More foolish commentators, including some who have presumably bought into that Arafat-led effort to falsely depict Israel as the serial derailer of peace efforts, have lately taken to mis-portraying this tentative Israeli embrace of something akin to blessed normality. They cite it, perniciously, as evidence that we are no longer interested in a permanent accommodation with the Palestinians. Time magazine’s now notorious assertion, in a cover story earlier this month, that “Israel doesn’t care about peace” – that we are “otherwise engaged... making money... enjoying the rays of late summer... [and] have moved on” – is a particularly risible such misrepresentation.
HOW IGNORANT are such commentators of our mindset. How stupid do they take Israelis to be? How can we possibly have “moved on”?
We, who live in a country surrounded by hostility. We, who send our children off to the army, knowing that they will truly be risking their lives for so long as we are unable to achieve normalized ties with the Palestinians and those numerous other nations, led by Iran, that are determined to wipe us out. We, who do not for a moment mistake this current, all-too fragile calm for a sustainable reality of peace. We, who have watched Hizbullah and Hamas rearm with rockets that can reach over any fence and now hit any target in the country.
We, finally, who have not forgotten the mangled, smoking buses, the smashed restaurant windows and ceilings, the orphaned baby strollers, children’s shoes and school satchels in the aftermath of bomb blasts. The pools of blood and the scattered chunks of human flesh. The more than 1,000 families torn apart, never to recover.
OUR VERY existence depends on the processes now playing out behind closed doors in Washington, Sharm e-Sheikh and Jerusalem.

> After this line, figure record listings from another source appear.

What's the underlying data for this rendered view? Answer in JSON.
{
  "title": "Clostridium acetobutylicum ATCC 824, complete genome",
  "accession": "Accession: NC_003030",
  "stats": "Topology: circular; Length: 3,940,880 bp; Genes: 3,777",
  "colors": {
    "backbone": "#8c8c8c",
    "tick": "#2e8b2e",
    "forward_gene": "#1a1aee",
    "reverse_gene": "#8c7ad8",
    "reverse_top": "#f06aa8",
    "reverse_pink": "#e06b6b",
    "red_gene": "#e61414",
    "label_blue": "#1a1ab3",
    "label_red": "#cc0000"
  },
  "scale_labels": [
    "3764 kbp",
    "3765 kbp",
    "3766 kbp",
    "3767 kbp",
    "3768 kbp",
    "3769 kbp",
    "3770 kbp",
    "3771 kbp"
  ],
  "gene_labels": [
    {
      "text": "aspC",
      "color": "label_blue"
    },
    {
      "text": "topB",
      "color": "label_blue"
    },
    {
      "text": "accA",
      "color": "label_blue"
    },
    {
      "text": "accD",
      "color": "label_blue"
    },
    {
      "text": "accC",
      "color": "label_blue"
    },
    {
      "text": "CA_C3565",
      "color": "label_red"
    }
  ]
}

And our ostensible new partner may be no terror-fostering Arafat, but he has thus far chosen not to energetically champion, to his own people, the cause of compromise with ours. We wish that he had done so; we will not blind ourselves to the fact that he has not.
Mahmoud Abbas has yet to acknowledge the right of the Jewish people to this sovereign state in our historic homeland. He declares, on the one hand, that he seeks to work with us for peace, but vows, on the other, that he will not countenance “even one concession” on the vexed, disputed issues where compromise is central to any viable accord.
Is this the climate in which our prime minister, now a repeated advocate of Palestinian statehood, should agree to extend the settlement freeze he reluctantly introduced last November? Would this discredit him politically, and represent a counterproductive concession to that declaredly intransigent, noncompromising Abbas? Or would it demonstrate, again, the positive intent Netanyahu showed 10 months ago, and thus, perhaps, this time, improve the climate in talks we hope fervently will produce a sustainable peace?
The way forward, in a climate of mutual goodwill, would lie in the middle ground between these two questions: Is it not an Israeli interest in any case to extend the freeze in areas where we do not envisage expanding sovereignty? And why would Abbas have a problem with Israel building in areas he knows it will retain?
WE HAVE wrenching decisions to make, under a prime minister who sounds more conciliatory week by week and is better positioned politically than any of his recent would-be peacemaking predecessors to bring the overwhelming majority of his people along with him. Abbas, it would seem, has a longer road to travel. We urge him, simply, to take it.
By eerie coincidence, this latest negotiating effort is gathering pace exactly 10 years after the outbreak of the terror war marked the end of the last one.
Our unbearable second intifada losses constitute terrible evidence of the potential costs of new missteps. We know it could be worse still, next time. But those losses also underline the extraordinary potential benefits if, this time, the Palestinians truly want to find a way forward with us.
Nobody needs to remind Israelis about any of this – not about the costs, not about the benefits. And nobody should have the gall to tell us we don’t care about peace. Our lives are at stake.